Historical documents say it was a fine example of late 19th Century South Texas commercial architecture.
The marker outside further states that "this building was constructed in 1893 to house the expanding grocery and mercantile, retail and wholesale business of Don Andres Cueto (1862-1927), a native of Spain.
"La Nueva Libertad," as the business was known, included a retail store, storerooms, a carriage house, and domed brick bakery ovens. Prominent features of the building include its corbelled brick cornice and parapet.
Today, however, it houses no commercially active tenants. Instead, it has been taken over by the City of Brownsville and Hizzoner Da Mayor Tony Martinez now occupies the most prominent office there. Down the hallway, the director and staff of the freeloader organization known as United Brownsville with no accountability to anyone in elected office occupies the other spaces.
The Lord of the Manor of United Brownsville is none other than IBC President Fred Rusteberg, who alighted from Mount Sinai, tablets in hand and announced that:
"United Brownsville will focus on a set of strategies and actions that will make sure the Brownsville Borderplex and the Brownsville area we imagined together is built to last, built to last for our children, our children's children. When we agreed to lead Imagine Brownsville, it was never meant to be a plan that would sit on the shelf when it was completed. Plans demand action and that's what United Brownsville is about. We are excited to begin the implementation phase of the plan."
The good banker that he is, Rusteberg's financial institution has not contributed one thin dime to this project.

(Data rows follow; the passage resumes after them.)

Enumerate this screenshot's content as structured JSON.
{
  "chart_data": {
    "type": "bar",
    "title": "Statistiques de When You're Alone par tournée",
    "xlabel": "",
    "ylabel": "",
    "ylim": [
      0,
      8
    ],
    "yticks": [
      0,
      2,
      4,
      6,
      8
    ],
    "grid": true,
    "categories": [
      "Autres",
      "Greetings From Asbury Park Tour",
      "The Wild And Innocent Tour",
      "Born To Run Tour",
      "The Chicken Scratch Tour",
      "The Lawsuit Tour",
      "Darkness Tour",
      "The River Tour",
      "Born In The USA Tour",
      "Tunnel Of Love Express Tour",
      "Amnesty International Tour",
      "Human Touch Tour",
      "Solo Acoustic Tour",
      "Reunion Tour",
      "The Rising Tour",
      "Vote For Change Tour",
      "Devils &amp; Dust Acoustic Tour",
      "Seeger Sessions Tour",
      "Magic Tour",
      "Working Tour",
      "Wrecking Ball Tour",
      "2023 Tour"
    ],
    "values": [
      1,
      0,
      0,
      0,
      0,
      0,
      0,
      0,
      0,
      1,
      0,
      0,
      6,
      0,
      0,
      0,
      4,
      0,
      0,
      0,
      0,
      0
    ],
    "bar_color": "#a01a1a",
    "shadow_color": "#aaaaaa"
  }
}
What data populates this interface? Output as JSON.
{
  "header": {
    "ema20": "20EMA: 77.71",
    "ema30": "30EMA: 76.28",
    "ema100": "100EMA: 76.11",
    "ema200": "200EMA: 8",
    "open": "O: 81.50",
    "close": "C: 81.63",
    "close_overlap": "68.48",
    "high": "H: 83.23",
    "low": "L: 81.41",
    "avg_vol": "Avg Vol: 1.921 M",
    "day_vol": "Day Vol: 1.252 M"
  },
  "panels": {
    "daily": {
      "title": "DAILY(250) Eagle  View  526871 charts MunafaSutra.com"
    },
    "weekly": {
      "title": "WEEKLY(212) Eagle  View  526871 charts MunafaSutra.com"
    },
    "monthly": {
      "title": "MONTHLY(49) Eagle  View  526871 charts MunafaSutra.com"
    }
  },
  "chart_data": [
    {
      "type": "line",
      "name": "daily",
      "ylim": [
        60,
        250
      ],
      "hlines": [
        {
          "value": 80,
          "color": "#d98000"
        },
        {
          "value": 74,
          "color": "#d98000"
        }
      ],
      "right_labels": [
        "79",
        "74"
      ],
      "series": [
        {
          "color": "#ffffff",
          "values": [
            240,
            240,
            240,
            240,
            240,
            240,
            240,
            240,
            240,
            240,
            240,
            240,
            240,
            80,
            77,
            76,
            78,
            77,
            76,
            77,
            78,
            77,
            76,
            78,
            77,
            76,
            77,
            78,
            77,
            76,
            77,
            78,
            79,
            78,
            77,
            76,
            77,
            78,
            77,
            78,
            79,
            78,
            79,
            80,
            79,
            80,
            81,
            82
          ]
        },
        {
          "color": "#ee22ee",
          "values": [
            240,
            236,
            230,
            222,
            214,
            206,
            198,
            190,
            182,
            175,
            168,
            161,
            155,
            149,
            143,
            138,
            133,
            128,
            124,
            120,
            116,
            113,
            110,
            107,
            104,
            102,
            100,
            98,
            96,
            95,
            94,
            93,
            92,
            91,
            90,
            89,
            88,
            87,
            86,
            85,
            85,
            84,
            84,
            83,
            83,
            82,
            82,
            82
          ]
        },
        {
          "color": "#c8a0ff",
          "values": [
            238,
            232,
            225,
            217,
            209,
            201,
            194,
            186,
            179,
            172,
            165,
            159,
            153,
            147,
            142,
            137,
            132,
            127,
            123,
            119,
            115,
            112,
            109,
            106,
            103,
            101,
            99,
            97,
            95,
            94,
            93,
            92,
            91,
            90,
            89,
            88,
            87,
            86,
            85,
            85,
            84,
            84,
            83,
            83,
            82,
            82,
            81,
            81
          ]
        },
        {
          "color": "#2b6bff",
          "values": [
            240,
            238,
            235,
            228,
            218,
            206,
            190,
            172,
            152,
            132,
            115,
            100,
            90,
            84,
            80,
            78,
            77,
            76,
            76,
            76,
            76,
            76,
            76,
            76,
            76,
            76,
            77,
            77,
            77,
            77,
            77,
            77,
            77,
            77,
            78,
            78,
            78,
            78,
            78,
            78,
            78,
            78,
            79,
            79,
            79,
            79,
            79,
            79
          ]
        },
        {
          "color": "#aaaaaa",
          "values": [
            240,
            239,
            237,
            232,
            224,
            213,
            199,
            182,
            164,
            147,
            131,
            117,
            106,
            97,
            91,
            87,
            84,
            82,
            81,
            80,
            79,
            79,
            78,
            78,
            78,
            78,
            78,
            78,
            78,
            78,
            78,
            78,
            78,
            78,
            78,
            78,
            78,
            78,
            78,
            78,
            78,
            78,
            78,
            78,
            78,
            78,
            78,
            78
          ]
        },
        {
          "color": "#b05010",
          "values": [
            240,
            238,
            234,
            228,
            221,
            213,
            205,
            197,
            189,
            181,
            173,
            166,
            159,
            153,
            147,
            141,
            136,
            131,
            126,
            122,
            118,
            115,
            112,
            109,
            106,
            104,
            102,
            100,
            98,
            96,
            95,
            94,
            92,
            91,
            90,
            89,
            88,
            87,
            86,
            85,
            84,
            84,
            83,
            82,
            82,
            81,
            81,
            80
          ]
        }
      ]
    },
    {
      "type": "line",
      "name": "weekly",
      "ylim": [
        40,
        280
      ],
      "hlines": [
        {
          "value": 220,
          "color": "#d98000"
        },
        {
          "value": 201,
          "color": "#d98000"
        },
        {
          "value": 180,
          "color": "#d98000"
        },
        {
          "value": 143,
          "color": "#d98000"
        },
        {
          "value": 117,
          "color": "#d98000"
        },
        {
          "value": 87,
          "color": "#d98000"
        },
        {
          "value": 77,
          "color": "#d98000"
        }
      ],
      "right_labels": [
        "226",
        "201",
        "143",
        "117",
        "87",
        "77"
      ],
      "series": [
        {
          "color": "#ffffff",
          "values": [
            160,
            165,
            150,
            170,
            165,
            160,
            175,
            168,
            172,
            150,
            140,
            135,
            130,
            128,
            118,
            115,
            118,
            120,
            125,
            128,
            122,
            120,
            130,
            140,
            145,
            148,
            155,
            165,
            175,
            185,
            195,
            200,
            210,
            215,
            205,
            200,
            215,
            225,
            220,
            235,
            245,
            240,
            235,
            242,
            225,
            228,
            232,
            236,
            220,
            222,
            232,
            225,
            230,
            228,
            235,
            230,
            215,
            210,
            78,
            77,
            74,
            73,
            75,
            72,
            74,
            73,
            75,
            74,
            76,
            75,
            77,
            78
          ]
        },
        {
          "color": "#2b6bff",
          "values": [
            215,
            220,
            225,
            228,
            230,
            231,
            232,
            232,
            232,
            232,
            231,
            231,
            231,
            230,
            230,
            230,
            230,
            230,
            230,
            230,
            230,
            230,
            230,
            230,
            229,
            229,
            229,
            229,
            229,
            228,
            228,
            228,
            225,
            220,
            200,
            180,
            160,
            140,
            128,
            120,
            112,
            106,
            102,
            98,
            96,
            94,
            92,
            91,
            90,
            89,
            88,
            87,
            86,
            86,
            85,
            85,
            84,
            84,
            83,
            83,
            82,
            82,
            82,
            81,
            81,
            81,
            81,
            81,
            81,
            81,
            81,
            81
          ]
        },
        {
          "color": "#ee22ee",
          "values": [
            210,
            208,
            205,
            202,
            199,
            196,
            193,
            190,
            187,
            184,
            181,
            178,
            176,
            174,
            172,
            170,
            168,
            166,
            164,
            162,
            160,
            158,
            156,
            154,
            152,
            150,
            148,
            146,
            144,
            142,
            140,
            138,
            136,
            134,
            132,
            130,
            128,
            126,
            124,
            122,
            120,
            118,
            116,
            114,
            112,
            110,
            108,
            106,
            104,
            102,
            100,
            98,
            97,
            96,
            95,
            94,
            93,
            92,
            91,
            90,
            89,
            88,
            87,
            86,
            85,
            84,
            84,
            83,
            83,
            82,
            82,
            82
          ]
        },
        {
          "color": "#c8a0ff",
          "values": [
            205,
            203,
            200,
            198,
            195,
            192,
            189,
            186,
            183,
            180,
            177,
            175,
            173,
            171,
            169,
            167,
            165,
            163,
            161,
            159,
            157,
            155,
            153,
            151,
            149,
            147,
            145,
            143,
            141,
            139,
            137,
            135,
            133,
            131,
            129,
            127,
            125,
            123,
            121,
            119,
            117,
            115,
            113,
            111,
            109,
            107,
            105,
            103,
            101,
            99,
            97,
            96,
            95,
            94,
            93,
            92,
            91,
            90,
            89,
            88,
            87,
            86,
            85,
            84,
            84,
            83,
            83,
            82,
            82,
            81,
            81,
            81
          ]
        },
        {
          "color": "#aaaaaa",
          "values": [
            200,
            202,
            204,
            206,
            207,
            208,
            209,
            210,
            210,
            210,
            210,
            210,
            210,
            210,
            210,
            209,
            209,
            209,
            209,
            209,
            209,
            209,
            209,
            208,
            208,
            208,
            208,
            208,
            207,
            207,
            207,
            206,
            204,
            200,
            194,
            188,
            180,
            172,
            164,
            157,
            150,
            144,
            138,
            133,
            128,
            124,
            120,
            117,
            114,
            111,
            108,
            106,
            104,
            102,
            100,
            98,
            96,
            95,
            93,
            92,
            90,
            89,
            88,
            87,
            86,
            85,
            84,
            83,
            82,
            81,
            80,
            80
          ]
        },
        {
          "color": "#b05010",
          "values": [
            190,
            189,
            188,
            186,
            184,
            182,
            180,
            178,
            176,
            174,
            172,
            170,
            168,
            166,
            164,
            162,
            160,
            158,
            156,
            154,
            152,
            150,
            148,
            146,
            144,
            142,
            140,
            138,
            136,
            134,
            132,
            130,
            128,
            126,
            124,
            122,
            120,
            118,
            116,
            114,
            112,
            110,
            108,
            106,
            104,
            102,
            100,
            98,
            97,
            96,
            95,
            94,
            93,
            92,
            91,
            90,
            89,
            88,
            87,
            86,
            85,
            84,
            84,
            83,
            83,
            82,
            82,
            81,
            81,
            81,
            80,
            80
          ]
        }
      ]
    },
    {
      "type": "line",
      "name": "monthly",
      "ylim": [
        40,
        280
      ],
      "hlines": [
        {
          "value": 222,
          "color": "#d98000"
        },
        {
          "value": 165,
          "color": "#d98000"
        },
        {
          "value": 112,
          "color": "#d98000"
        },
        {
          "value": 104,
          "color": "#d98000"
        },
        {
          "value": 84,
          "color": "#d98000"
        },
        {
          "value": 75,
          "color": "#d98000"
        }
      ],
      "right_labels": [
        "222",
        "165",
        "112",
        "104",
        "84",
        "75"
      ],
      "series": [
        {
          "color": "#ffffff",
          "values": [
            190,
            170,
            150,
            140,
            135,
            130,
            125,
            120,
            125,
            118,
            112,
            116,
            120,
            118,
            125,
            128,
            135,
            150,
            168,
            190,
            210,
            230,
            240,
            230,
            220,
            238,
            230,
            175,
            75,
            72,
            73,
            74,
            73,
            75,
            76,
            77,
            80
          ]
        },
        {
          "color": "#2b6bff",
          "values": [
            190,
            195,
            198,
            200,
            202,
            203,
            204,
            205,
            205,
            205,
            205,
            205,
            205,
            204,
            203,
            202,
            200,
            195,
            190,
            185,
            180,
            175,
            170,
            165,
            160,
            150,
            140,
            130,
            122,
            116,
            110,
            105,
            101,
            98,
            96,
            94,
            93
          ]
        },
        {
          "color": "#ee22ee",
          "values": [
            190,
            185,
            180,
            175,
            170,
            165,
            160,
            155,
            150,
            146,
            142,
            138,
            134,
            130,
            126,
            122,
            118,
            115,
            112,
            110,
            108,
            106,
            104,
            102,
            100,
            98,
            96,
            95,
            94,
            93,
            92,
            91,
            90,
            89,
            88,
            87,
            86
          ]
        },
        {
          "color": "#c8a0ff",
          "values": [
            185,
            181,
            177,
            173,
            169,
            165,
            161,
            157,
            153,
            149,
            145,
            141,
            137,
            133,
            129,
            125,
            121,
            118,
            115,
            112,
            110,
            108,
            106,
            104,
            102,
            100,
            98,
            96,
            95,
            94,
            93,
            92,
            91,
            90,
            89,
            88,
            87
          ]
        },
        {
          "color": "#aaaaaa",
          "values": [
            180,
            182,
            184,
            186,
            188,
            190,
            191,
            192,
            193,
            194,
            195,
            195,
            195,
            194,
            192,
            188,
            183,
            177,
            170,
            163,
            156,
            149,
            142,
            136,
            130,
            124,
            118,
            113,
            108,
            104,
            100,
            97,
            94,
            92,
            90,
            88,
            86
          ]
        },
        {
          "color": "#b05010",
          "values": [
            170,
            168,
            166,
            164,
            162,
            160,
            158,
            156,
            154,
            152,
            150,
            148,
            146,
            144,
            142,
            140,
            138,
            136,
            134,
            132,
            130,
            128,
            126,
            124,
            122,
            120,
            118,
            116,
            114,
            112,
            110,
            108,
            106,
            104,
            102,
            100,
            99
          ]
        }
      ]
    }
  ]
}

Rather, the public is being led by the nose on its own nickel.
One of the people on the payroll is "board facilitator and communications director" Brian Godinez. Another is Mike Gonzalez, the former mayor of Kyle and a conservative Republican, who was handpicked by Rusteberg as the United Brownsville's director at $85,000 a year.
The lobbying firm of Patton Boggs LLP was paid $75,000 for three months of work. The work-product? A blustery, economic development-catch-all phrase document that lacks any type of codification or ordinance authority that future city commissions do not have to adhere to. In other words, a con.
Now remember, this is your money.
In fact, it's all of our money.
With an annual budget of $381,000, the The City of Brownsville pays $25,000 annually as does the PUB, the Port of Brownsville, the BISD, UTB/TSC, the BEDC, GBIC, etx.
Did you have anything to say about this?
Can you remove Rusteberg from the board, or for that matter Godinez or Gonzalez? Can you fire Patton Boggs LLP? If you have a gripe with any of them, who do you talk to?
You might have to make a pilgrimage to the Cueto Building to talk to Martinez if he's back from his jaunt to Colombia with the BEDC's Jason Hilts if he will give you the time of day.